How is this Capacitive Touch Pot Wired?

Thundercat

Well-known member
Hi all, I'm keenly interested in creating a capacitive touch pot. I've settled on the Alpha endless potentiometers, RV112FF-40B1-15F-0B20, https://www.mouser.co.uk/ProductDetail/317-1240FF-15F-0B20K, and I know these have been used for this purpose.

They do not have a dedicated touch wiper and the metal shaft has a bit of connectivity with the body - when I test on my meter it bounces around from 75R to 200R and anything in between (not sure why that's the case). But there does seem to be some conductivity between the pot shaft and the body.

I'd love to be able to have capacitive touch on these pots, but I'm not clear how to proceed. Since the pots don't have high conductivity, I'm not sure they would work with just attaching a wire to the body of the pot through a 1M resistor to a Teensy pin.

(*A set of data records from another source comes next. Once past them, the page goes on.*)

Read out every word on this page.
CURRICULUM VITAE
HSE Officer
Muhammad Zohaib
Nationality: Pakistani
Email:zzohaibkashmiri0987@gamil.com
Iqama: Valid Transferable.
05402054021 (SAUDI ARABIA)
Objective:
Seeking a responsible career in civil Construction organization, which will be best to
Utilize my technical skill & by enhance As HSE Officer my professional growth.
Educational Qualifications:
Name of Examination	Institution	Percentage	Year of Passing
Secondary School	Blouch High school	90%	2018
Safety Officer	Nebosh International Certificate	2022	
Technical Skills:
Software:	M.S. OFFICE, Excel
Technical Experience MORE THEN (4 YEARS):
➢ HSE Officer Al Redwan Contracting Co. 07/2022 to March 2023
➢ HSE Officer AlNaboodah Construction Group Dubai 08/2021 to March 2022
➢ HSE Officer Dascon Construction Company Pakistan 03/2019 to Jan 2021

Maschine made by Native Instruments (NI) has touch-sensitive pots. You can see a video of it in action here:

What you're seeing is the pot board, and the Alpha pot being used:
Screenshot 2025-03-19 at 2.27.03 AM.jpg


And a couple closeups:
Screenshot 2025-03-19 at 2.27.13 AM.jpg


Screenshot 2025-03-19 at 2.27.21 AM.jpg

I see some kind of interesting PCB pattern on the underside of them, which I assume is related to the capacitive touch, but I'm not sure.

Also there's a setting in the options for low or high touch sensitivity too.

Does anyone have any insights into what this curious PCB pattern on the underside of the pots may be doing, and how they might be achieving capacitive touch with it? And also even without this mysterious PCB do you think cap touch can be implemented with a slightly conductive pot knob to body?

Thanks for your thoughts.

Mike
 
From my limited understanding I would guess:
That pattern on the underside acts as the capacitive touch sensor for each potentiometer / encoder. It seems that the housing of the encoders are not connected to ground or anything, right?

In this handbook you can find a little bit about "Mutual Capacitance Sensors" which is one way to build such a sensor on a PCB.

Unfortunately there is no information about encoders or so.

I tried some patterns a few years back and remember that size of the planes, length of wires and grounding can become highly critical to the point where the whole system does not work anymore at all. It can be a challenge to get it reliable and robust. So I would assume that something like the solution on the PCB is the preferred way. But if you are curious and have some patience you could simply try out if you find a way to directly connect the housings and use it as sensors. Maybe there is a way to make that work.
 
Excellent thoughts Tom. Thanks for the advice, wisdom, and the link. I really appreciate it.

From the PCB picture it does not appear the housing is grounded (two large blobs on top and bottom of each pattern). In fact you can see they carefully routed traces around it (although we can't really tell from the top pic as it's at least a double sided board, so it may be connected).

I appreciate it, and I will check out your link.

If you or anyone else has any further insights based on the photos and video above, I would be grateful.